Hungarian military officer

Ferenc Korom (born 15 December 1964) is a Hungarian military officer. He served as the Chief of the Hungarian Defence Forces from 2018 to 1 June 2021, when President János Áder dismissed him from the Chief of the HDF position.
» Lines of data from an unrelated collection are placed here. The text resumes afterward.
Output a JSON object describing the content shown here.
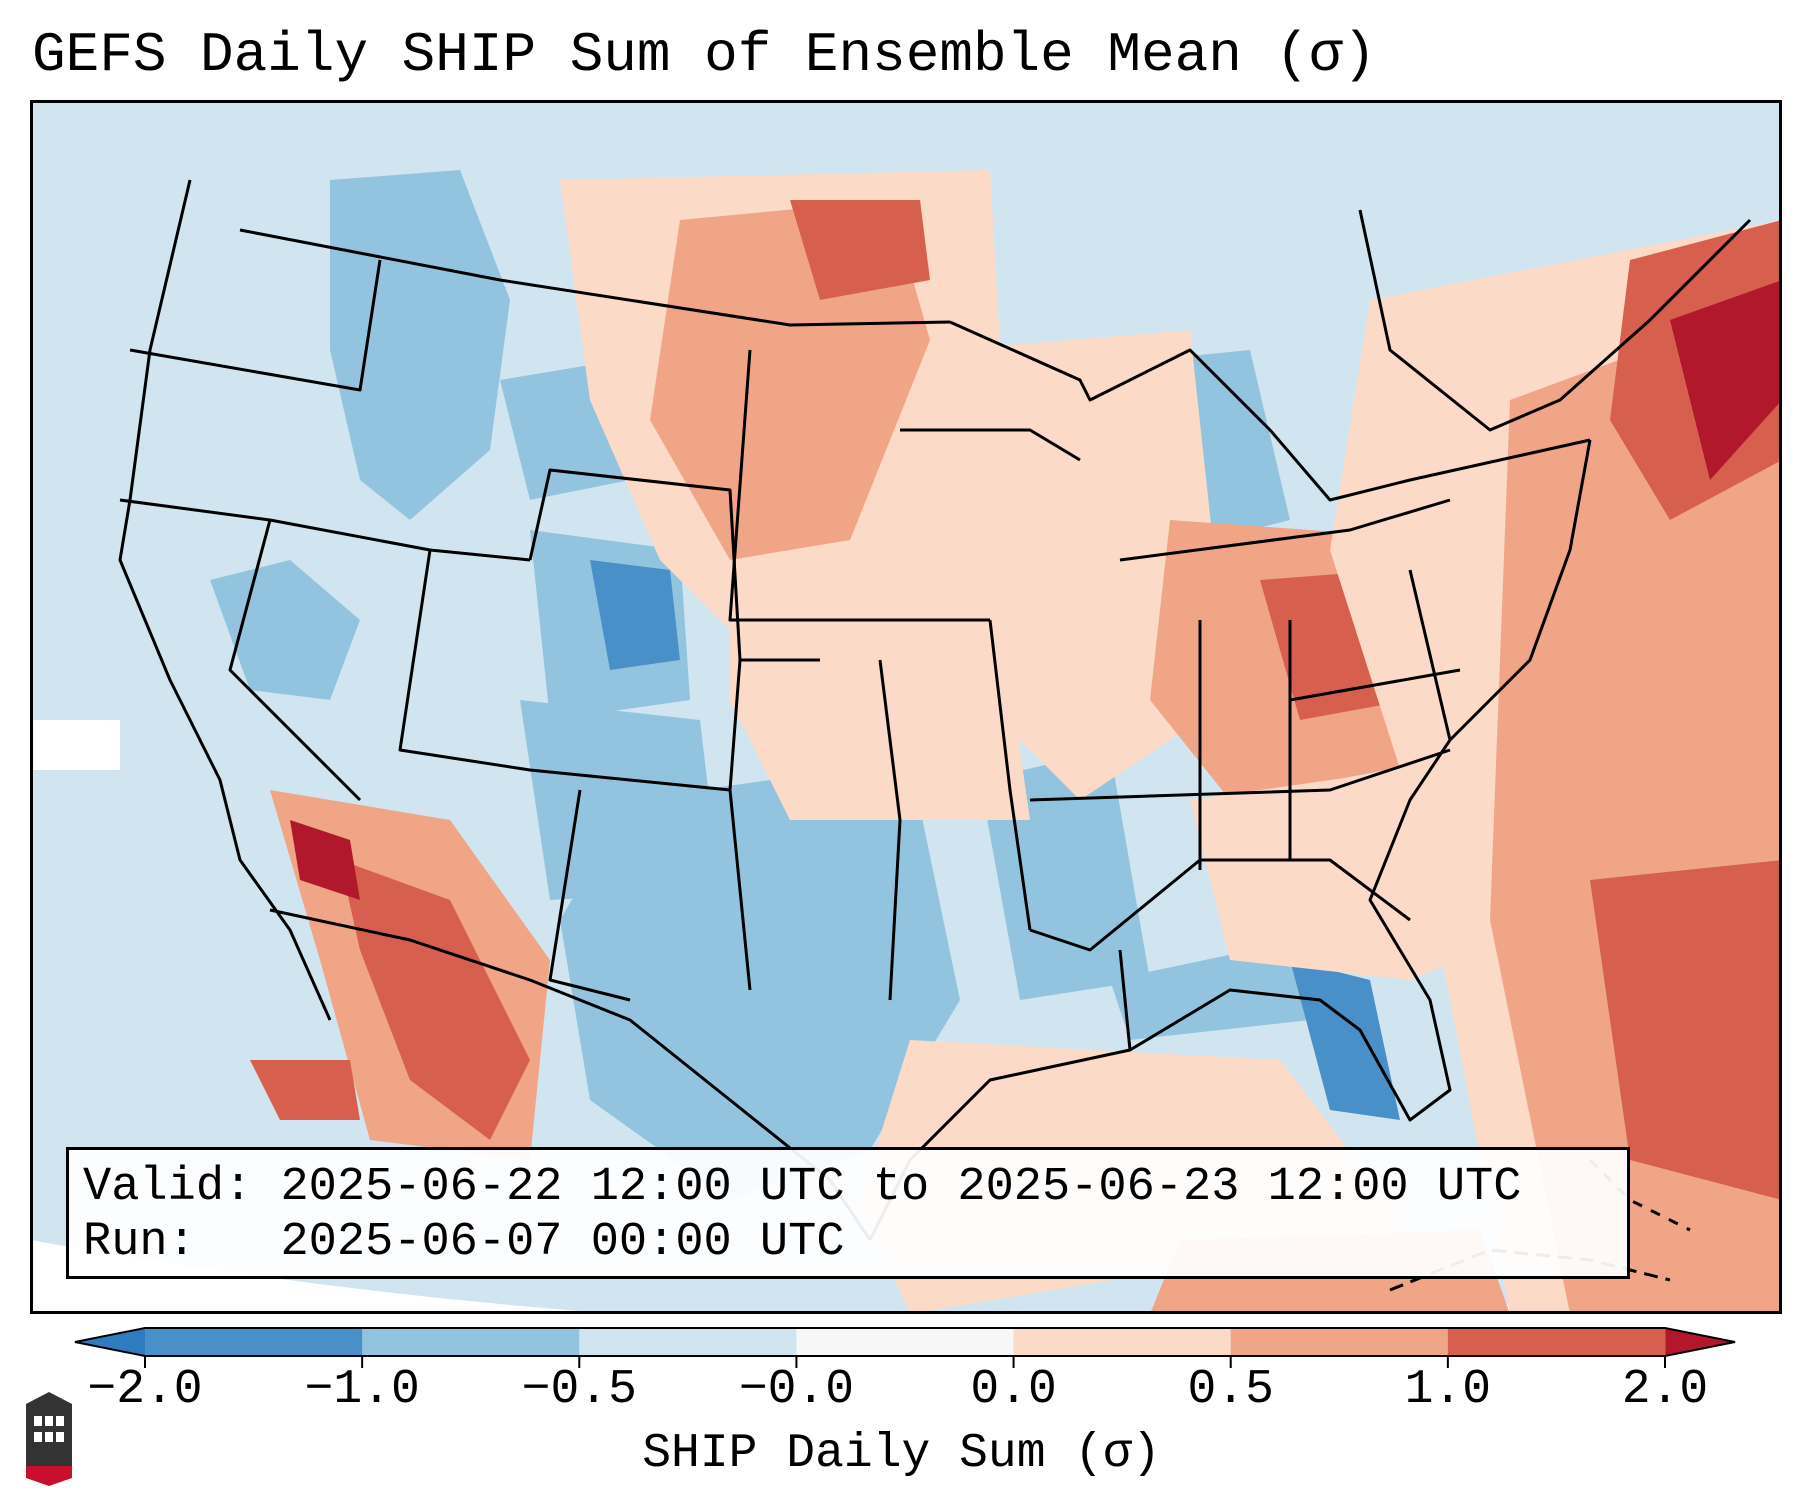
{
  "title": "GEFS Daily SHIP Sum of Ensemble Mean (σ)",
  "info": {
    "valid_label": "Valid:",
    "valid_value": "2025-06-22 12:00 UTC to 2025-06-23 12:00 UTC",
    "run_label": "Run:",
    "run_value": "2025-06-07 00:00 UTC"
  },
  "colorbar": {
    "label": "SHIP Daily Sum (σ)",
    "ticks": [
      "−2.0",
      "−1.0",
      "−0.5",
      "−0.0",
      "0.0",
      "0.5",
      "1.0",
      "2.0"
    ],
    "bins": [
      {
        "color": "#4a90c8"
      },
      {
        "color": "#93c4df"
      },
      {
        "color": "#d1e5f0"
      },
      {
        "color": "#f7f7f7"
      },
      {
        "color": "#fbdac8"
      },
      {
        "color": "#f0a586"
      },
      {
        "color": "#d6604d"
      }
    ],
    "under_color": "#2f7bbf",
    "over_color": "#b2182b"
  },
  "map": {
    "ocean_color": "#d1e5f0",
    "border_color": "#000000",
    "regions": [
      {
        "name": "pacific-northwest",
        "anomaly": "-0.5 to -0.0"
      },
      {
        "name": "northern-rockies",
        "anomaly": "-1.0 to -0.5"
      },
      {
        "name": "colorado-rockies",
        "anomaly": "-2.0 to -1.0"
      },
      {
        "name": "texas-southern-plains",
        "anomaly": "-1.0 to -0.5"
      },
      {
        "name": "florida-peninsula",
        "anomaly": "-2.0 to -1.0"
      },
      {
        "name": "northern-plains",
        "anomaly": "0.5 to 1.0"
      },
      {
        "name": "ohio-valley",
        "anomaly": "1.0 to 2.0"
      },
      {
        "name": "new-england",
        "anomaly": "> 2.0"
      },
      {
        "name": "western-atlantic",
        "anomaly": "0.5 to 2.0"
      },
      {
        "name": "sierra-madre-mexico",
        "anomaly": "1.0 to 2.0"
      }
    ]
  }
}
According to what the president said, Korom "fulfilled his duties with his best knowledge".

Korom speaks fluently in English.

== Career ==
1987-1990 MH 33. Mechanized Infantry Brigade, Zalaegerszeg

1990-2004 MH 62. Mechanized Infantry Brigade "Miklós Bercsényi" , Hódmezővásárhely

2004-2007 MH 25. Infantry Brigade "György Klapka", Tata

2007-2008 MH Joint Forces Command, Székesfehérvár

2008-2011 MH 5. Infantry Brigade "István Bocskai", Debrecen

2011-2017 MH Operational Group Command, Budapest

2018 MH Joint Forces Command, Székesfehérvár

2018-2021 MH Chief of General Staff

== Deployments and Missions ==
September 30, 1997 – September 22, 1998. ENSZ UNFICYP, Company Commander (Cyprus)
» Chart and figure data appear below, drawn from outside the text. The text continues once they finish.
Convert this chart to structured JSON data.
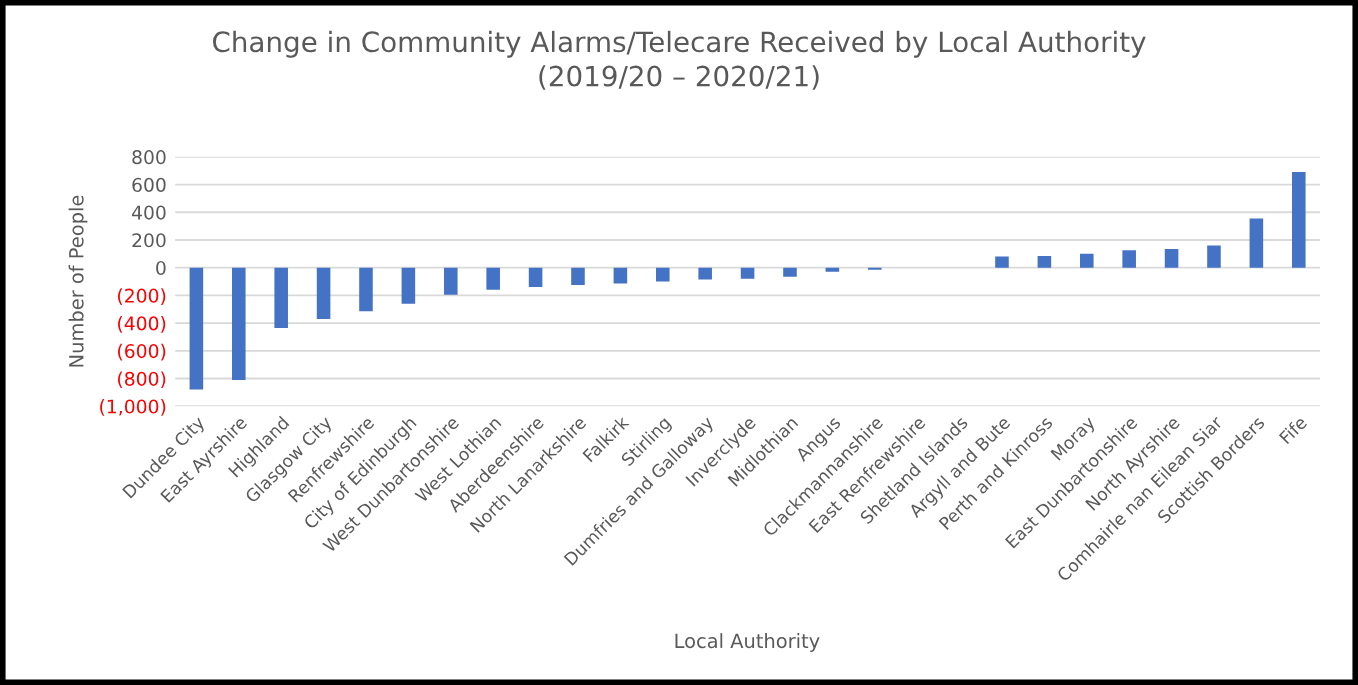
{
  "chart_data": {
    "type": "bar",
    "title": "Change in Community Alarms/Telecare Received by Local Authority\n(2019/20 – 2020/21)",
    "xlabel": "Local Authority",
    "ylabel": "Number of People",
    "categories": [
      "Dundee City",
      "East Ayrshire",
      "Highland",
      "Glasgow City",
      "Renfrewshire",
      "City of Edinburgh",
      "West Dunbartonshire",
      "West Lothian",
      "Aberdeenshire",
      "North Lanarkshire",
      "Falkirk",
      "Stirling",
      "Dumfries and Galloway",
      "Inverclyde",
      "Midlothian",
      "Angus",
      "Clackmannanshire",
      "East Renfrewshire",
      "Shetland Islands",
      "Argyll and Bute",
      "Perth and Kinross",
      "Moray",
      "East Dunbartonshire",
      "North Ayrshire",
      "Comhairle nan Eilean Siar",
      "Scottish Borders",
      "Fife"
    ],
    "values": [
      -880,
      -810,
      -435,
      -370,
      -315,
      -260,
      -195,
      -160,
      -140,
      -125,
      -115,
      -100,
      -85,
      -80,
      -65,
      -30,
      -15,
      0,
      0,
      80,
      85,
      100,
      125,
      135,
      160,
      355,
      690
    ],
    "color": "#4472c4",
    "ylim": [
      -1000,
      800
    ],
    "yticks": [
      800,
      600,
      400,
      200,
      0,
      {
        "value": -200,
        "label": "(200)"
      },
      {
        "value": -400,
        "label": "(400)"
      },
      {
        "value": -600,
        "label": "(600)"
      },
      {
        "value": -800,
        "label": "(800)"
      },
      {
        "value": -1000,
        "label": "(1,000)"
      }
    ],
    "grid": "y"
  }
}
September 16, 2003 – September 19, 2004 ENSZ UNFICYP, Contingent Commander (Cyprus)

February 26, 2005 – September 9, 2005 NATO Iraq Training Mission, Trainer Senior Officer (Iraq)

January 8, 2007 – Augustus 1, 2008 MH Guard and Insurer Battalion, Battalion Commander (KFOR, Kosovo)
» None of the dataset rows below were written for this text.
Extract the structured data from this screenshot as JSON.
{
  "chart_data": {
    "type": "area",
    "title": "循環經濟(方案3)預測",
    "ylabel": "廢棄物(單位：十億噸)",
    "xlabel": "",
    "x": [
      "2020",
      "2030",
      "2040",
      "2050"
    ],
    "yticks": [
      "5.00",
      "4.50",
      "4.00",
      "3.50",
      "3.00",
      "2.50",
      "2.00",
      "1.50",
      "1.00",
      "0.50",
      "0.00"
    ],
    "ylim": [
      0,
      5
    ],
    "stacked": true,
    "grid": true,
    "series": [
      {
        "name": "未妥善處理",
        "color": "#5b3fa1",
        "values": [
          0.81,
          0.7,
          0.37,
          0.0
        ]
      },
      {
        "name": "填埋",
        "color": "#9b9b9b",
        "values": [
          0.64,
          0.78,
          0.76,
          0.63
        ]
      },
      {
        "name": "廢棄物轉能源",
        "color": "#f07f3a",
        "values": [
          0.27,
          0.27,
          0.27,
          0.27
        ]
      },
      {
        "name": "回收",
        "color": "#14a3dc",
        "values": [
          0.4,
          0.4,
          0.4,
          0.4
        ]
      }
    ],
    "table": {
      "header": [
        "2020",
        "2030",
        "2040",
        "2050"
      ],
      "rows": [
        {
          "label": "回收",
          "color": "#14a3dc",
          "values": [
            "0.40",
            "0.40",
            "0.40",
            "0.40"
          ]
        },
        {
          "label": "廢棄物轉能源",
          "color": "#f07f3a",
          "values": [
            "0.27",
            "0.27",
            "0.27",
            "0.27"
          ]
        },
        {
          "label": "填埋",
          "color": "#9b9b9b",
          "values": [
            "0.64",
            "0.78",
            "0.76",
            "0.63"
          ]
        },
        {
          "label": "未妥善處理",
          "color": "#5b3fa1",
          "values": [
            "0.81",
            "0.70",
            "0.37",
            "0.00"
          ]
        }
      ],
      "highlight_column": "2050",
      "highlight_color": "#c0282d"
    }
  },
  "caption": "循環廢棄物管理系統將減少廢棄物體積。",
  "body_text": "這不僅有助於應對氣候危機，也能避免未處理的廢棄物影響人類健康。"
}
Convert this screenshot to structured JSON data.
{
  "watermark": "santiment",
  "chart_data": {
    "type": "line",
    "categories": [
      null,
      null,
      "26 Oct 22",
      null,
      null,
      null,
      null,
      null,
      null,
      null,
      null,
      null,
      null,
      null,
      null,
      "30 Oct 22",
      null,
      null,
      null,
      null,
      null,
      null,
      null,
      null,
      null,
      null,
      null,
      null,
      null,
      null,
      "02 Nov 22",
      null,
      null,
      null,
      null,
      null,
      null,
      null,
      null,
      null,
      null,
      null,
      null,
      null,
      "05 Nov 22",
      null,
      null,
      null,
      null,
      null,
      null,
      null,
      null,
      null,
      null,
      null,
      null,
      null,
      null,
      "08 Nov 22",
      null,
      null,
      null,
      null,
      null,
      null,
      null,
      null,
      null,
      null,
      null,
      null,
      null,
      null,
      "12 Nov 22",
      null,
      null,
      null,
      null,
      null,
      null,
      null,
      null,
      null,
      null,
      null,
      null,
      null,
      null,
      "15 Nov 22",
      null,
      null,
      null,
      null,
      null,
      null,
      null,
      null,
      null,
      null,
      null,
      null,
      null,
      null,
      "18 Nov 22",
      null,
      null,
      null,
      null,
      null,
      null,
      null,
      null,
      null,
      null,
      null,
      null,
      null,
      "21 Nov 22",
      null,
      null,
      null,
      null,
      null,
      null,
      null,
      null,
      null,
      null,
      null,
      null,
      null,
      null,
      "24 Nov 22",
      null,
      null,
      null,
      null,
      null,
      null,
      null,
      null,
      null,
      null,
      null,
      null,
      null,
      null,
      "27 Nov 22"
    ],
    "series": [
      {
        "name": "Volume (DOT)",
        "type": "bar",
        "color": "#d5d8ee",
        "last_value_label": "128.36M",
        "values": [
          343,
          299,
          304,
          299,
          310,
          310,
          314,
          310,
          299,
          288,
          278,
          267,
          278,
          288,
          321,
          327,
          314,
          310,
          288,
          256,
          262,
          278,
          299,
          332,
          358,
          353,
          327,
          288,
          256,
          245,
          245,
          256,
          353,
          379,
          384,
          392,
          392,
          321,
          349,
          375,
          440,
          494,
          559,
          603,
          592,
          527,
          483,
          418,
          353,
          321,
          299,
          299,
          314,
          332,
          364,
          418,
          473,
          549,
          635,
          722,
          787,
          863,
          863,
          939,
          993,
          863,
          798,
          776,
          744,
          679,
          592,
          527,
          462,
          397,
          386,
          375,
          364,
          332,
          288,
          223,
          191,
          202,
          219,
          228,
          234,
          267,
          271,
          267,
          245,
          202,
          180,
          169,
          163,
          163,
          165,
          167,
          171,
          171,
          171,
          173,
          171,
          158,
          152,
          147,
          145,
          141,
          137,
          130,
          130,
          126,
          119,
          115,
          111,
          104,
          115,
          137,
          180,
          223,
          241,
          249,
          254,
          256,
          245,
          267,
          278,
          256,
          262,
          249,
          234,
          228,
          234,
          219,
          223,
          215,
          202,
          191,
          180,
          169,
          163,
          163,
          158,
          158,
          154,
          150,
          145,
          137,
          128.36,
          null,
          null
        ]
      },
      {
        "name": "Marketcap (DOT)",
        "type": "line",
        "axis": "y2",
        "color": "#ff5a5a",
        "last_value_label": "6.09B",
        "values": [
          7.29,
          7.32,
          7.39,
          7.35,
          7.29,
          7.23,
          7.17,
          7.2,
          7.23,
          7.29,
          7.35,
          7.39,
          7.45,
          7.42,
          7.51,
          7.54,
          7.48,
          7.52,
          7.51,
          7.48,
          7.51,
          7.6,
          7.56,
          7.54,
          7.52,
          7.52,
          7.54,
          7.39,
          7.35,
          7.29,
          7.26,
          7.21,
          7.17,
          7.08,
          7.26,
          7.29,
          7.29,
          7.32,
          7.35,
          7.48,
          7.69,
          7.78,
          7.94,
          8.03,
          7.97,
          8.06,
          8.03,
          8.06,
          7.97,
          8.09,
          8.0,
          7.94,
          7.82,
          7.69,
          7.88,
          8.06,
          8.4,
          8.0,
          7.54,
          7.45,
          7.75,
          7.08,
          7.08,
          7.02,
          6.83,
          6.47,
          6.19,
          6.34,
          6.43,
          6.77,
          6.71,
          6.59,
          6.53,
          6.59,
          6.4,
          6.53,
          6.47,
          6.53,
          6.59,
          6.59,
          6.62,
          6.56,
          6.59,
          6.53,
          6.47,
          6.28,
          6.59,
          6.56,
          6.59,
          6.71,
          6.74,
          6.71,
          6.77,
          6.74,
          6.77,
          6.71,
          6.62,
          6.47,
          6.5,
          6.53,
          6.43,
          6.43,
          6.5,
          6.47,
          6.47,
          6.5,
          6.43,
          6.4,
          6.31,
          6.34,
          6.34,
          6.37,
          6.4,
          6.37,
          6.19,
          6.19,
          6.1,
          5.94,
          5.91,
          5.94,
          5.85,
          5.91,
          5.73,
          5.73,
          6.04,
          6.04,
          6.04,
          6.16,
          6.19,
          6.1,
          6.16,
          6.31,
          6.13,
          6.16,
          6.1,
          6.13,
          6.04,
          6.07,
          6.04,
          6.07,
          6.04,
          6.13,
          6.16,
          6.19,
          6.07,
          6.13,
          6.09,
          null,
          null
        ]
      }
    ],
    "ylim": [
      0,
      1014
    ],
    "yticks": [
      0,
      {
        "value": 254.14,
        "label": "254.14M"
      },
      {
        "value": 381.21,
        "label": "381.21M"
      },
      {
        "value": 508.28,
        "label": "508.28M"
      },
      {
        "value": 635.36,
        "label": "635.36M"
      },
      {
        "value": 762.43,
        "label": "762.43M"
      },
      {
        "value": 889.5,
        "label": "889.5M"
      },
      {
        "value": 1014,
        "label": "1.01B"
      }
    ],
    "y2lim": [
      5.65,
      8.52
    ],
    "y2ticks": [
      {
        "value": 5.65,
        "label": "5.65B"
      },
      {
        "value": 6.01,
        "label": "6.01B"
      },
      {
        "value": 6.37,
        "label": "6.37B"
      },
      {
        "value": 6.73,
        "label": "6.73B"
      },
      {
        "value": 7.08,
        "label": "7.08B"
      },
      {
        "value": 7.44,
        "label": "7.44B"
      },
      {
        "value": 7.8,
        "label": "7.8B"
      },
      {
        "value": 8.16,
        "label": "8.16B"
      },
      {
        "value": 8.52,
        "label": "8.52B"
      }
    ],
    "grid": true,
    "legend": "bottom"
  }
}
February 24, 2009 – September 22, 2009 MH Provincial Reconstruction Team (Afghanistan)

February 11, 2013 – Augustus 31, 2013 MH ISAF Chief of Staff (ISAF, Afghanistan)

September 26, 2015 – September 25, 2016 KFOR Deputy Commander (Pristina)

==Awards and decorations==

| 1st row | Hungarian Order of Merit Knight's Cross military ribbon | Merit Medal for Service with Laurel Wreath | Merit Medal for Service Gold Cross | Merit Medal for Service Silver Cross |
| 2nd row | Merit Medal for Service Bronze Cross | NATO Accession Commemorative Medal (Hungary) | Service Medals for Officers 2nd class | Service Medals for Officers 3rd class |
| 3rd row | Service Medal for Flood Protection | Migration Crisis Management Service Medal | NATO-EU-OSCE-UN Service Medal | Peacekeeping Service Medal (Hungary) UNFICYP |
| 4th row | Peacekeeping Service Medal (Hungary) KFOR | Peacekeeping Service Medal (Hungary) UNFICYP | Peacekeeping Service Medal (Hungary) NTM-I (Iraq) | Peacekeeping Service Medal (Hungary) KFOR |
| 5th row | Peacekeeping Service Medal (Hungary) ISAF (Afghanistan) | Peacekeeping Service Medal (Hungary) ISAF (Afghanistan) | Peacekeeping Service Medal (Hungary) KFOR | NATO Medal ISAF |
| 6th row | NATO Medal NATO Article 5 medal for Operation Eagle Assist | United Nations Medal UNFICYP | Legion of Merit | Bronze Star Medal |
| 7th row | Italian Joint Forces Medal of Honor from the Defense General Staff | Order of Merit of the Italian Republic Knight's Cross |

Military offices
| Preceded by Col. Gen. Tibor Benkő (military officer) | Chief of the General Staff 1 January 2019 – 31 May 2021 | Succeeded by Maj. Gen. Romulusz Ruszin-Szendi |

== Personal life ==
Ferenc Korom is married and has one child.

He enjoys reading, fishing, and sport.